§ 162 Abs. 2 S. 3 VwGO
Leitsatz
Die obsiegende Behörde kann die Pauschale für Post- und Telekommunikationsentgelte gem. § 162 Abs. 2 S. 3 VwGO für das Vorverfahren und das gerichtliche Verfahren insgesamt nur einmal erstattet verlangen.

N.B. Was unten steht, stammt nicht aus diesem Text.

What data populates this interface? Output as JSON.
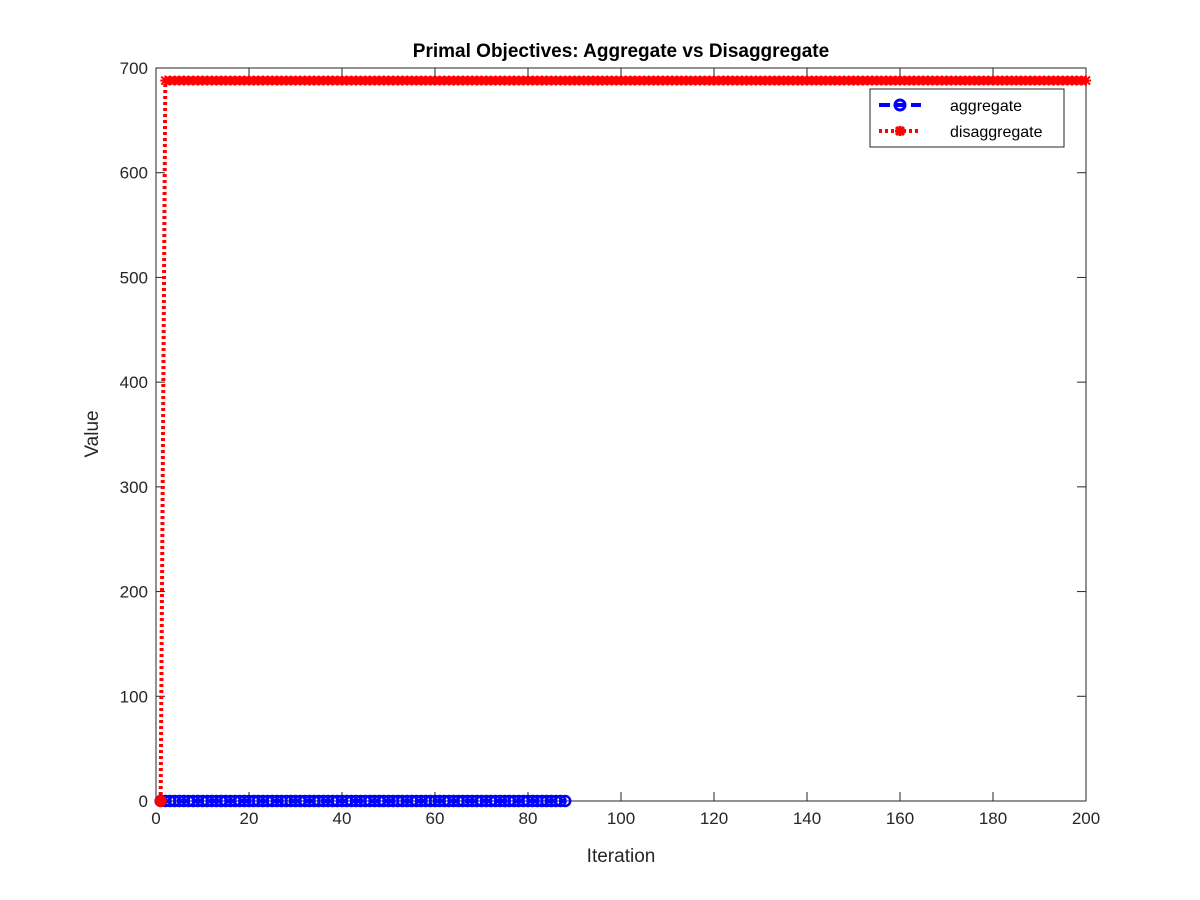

VG Leipzig, Beschl. v. 9.7.2024 – 3 K 4/23
I. Sachverhalt
Nach Abweisung der Klage vor dem VG hatte die beklagte Behörde unter Berufung auf § 162 Abs. 2 S. 3 VwGO die Festsetzung ihrer Kosten für Post- und Telekommunikationsentgelte beantragt. Dabei hat sie sowohl für das Vorverfahren als auch für das gerichtliche Verfahren jeweils den Höchstbetrag der Pauschale von 20,00 EUR, insgesamt somit 40,00 EUR angemeldet. Die Urkundsbeamtin hat lediglich einmal 20,00 EUR festgesetzt. I.Ü. hat sie den Antrag zurückgewiesen, da die Pauschale nur einmal verlangt werden könne. Dagegen hat die Beklagte Erinnerung erhoben, der die Urkundsbeamtin nicht abgeholfen hat. Der Richter hat die Erinnerung zurückgewiesen.

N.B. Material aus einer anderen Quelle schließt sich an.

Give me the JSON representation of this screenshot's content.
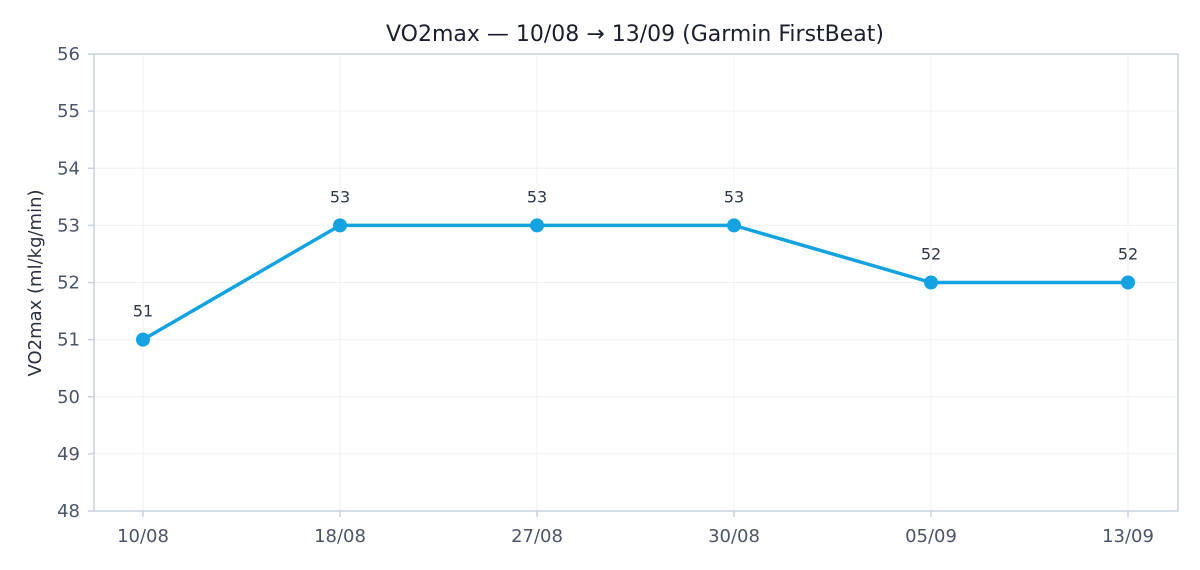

II. Pauschale kann für den gesamten Rechtsstreit nur einmal verlangt werden
Nach § 162 Abs. 2 S. 3 VwGO können "Juristische Personen des öffentlichen Rechts und Behörden an Stelle ihrer tatsächlichen notwendigen Aufwendungen für Post- und Telekommunikationsdienstleistungen den in Nr. 7002 der Anlage 1 zum Rechtsanwaltsvergütungsgesetz bestimmten Höchstsatz der Pauschale fordern." Dieser Höchstsatz der Pauschale beträgt derzeit 20,00 EUR.
Durch § 162 Abs. 2 S. 3 VwGO wird die Behörde im Ergebnis bessergestellt als ein Rechtsanwalt. Während der Rechtsanwalt weiterhin berechnen muss, ob der 20-prozentige Anteil seiner Gebühren den Höchstbetrag von 20,00 EUR unterschreitet, kann die Behörde, wenn überhaupt Aufwendungen für Post- und Telekommunikationsdienstleistungen angefallen sind, stets den Höchstsatz verlangen, unabhängig vom Gegenstandswert und der sich daraus ergebenden Höhe einer Anwaltsgebühr.
§ 162 Abs. 2 S. 3 VwGO ist daher im Normgefüge dahingehend zu verstehen, dass die Aufwendungen für Post- und Telekommunikationsdienstleistungen, die der Behörde im Vorverfahren und im gerichtlichen Verfahren entstanden sind, mit dem Ansatz einer einmaligen Höchstpauschale abgegolten werden.
Wenn von der Pauschalierungsmöglichkeit des § 162 Abs. 2 S. 3 VwGO Gebrauch gemacht wird, sind damit alle im Gerichtsverfahren und im Vorverfahren angefallenen Aufwendungen abgedeckt. Eine doppelte Pauschale für das Vorverfahren und das gerichtliche Verfahren kann nicht beansprucht werden. Dies ergibt sich aus Wortlaut und Systematik der – aus Vereinfachungsgründen eingeführten – Vorschrift.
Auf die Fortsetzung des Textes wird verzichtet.